6. Respondent has offered a Small Business Protection Plan since 2021. Although the cost of the Small Business Protection Plan has fluctuated, at times relevant to this Complaint, Respondent charged subscribers $49.99 per month. 

7. The DoNotPay Service has offered features designed to assist subscribers with consumer issues, including obtaining college fee waivers, creating passport photos, changing mailing addresses, claiming rebates, deleting accounts, donating plasma for cash, and finding discounts. At times relevant to this Complaint, the Service also offered features designed to assist subscribers with legal issues, including but not necessarily limited to, breach of contract demand letters, defamation cease-and-desist letters, divorce settlement agreements, restraining orders, insurance claims, releases of liability, revocable living trusts, lawsuits in small claims court, challenging speeding tickets, and appealing parking tickets. ... 

DoNotPay did not test whether the Service’s law-related features operated like a human lawyer. DoNotPay has developed the Service based on technologies that included a natural language processing model for recognizing statistical relationships between words, chatbot software for conversing with users, and an Application Programming Interface (“API”) with OpenAI’s ChatGPT. None of the Service’s technologies has been trained on a comprehensive and current corpus of federal and state laws, regulations, and judicial decisions or on the application of those laws to fact patterns. DoNotPay employees have not tested the quality and accuracy of the legal documents and advice generated by most of the Service’s law-related features. DoNotPay has not employed attorneys and has not retained attorneys, let alone attorneys with the relevant legal expertise, to test the quality and accuracy of the Service’s law- related features. 

21. DoNotPay subscribers who used the law-related features have complained that the Service did not ask them to submit information relevant to their breach of contract claims, failed to consider important legal issues, and generated legal documents that were not fit for use. 
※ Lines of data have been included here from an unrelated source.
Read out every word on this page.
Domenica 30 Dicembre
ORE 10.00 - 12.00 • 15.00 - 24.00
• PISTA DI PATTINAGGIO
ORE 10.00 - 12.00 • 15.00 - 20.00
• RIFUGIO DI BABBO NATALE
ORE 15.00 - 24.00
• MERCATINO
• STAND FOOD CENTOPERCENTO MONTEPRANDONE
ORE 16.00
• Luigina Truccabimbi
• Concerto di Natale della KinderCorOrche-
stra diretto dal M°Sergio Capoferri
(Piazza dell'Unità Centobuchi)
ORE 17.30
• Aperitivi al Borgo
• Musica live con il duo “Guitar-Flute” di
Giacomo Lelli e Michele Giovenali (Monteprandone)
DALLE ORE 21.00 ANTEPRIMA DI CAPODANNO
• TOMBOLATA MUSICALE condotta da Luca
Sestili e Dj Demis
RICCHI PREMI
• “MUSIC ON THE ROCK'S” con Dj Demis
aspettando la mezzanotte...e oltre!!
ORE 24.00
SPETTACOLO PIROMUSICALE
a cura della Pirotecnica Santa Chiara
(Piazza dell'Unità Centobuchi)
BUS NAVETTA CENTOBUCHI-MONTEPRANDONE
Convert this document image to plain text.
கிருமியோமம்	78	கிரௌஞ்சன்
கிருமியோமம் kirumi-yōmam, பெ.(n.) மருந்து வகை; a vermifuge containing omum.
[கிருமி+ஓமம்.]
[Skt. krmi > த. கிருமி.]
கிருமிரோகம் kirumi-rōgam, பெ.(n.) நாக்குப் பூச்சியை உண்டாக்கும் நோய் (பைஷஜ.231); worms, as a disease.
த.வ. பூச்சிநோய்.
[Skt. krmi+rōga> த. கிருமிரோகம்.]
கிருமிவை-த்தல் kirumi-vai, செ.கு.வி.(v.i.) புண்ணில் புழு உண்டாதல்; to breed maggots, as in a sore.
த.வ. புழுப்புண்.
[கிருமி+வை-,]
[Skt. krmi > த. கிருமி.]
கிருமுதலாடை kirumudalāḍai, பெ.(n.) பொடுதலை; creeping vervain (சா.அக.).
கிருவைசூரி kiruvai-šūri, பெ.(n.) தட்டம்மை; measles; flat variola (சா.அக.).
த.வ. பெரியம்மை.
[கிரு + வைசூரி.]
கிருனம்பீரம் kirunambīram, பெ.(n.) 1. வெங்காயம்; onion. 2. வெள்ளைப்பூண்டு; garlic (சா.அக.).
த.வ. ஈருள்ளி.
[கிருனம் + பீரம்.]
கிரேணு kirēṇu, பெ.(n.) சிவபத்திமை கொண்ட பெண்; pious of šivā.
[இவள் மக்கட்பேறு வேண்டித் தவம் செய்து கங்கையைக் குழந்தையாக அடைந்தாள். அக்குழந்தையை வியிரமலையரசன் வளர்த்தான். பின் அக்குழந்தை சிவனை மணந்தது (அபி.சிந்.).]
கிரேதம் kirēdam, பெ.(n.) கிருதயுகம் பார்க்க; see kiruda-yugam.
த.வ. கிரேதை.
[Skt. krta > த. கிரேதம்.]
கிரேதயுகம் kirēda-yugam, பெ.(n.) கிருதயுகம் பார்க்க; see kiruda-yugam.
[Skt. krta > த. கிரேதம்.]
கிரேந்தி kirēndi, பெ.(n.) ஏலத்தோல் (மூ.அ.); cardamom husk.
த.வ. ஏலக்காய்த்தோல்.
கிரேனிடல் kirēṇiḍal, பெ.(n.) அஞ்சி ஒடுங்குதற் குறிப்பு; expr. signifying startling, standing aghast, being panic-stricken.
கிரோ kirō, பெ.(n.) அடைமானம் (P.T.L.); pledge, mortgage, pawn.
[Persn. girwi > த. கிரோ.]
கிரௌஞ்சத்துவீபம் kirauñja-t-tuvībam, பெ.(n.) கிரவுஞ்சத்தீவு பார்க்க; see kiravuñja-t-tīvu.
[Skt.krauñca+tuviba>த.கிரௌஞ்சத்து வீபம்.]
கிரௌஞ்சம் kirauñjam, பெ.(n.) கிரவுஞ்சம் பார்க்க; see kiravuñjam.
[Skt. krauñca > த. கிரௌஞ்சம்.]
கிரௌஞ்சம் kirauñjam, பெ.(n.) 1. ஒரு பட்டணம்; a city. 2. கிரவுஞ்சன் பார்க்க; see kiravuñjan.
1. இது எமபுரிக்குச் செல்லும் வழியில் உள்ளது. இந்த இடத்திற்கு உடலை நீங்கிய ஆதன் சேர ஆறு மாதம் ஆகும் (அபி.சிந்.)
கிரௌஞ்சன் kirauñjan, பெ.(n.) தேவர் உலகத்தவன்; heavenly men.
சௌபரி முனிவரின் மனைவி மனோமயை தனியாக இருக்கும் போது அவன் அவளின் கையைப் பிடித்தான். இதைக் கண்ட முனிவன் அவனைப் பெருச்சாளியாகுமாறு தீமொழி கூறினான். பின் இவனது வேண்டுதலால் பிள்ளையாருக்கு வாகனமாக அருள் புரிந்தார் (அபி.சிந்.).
Website Legal Diagnostics Feature 

22. DoNotPay has promoted a website diagnostic feature of the Service that purportedly would check a consumer’s small business website for hundreds of federal and state law violations based solely on the consumer’s email address. Compl. Exh. K. This feature purportedly would detect legal violations that, if unaddressed, would potentially cost a consumer $125,000 in legal fees. 

DoNotPay’s website diagnostic tool did not, in fact, analyze a consumer’s small business website for hundreds of federal and state law violations based solely on an email address.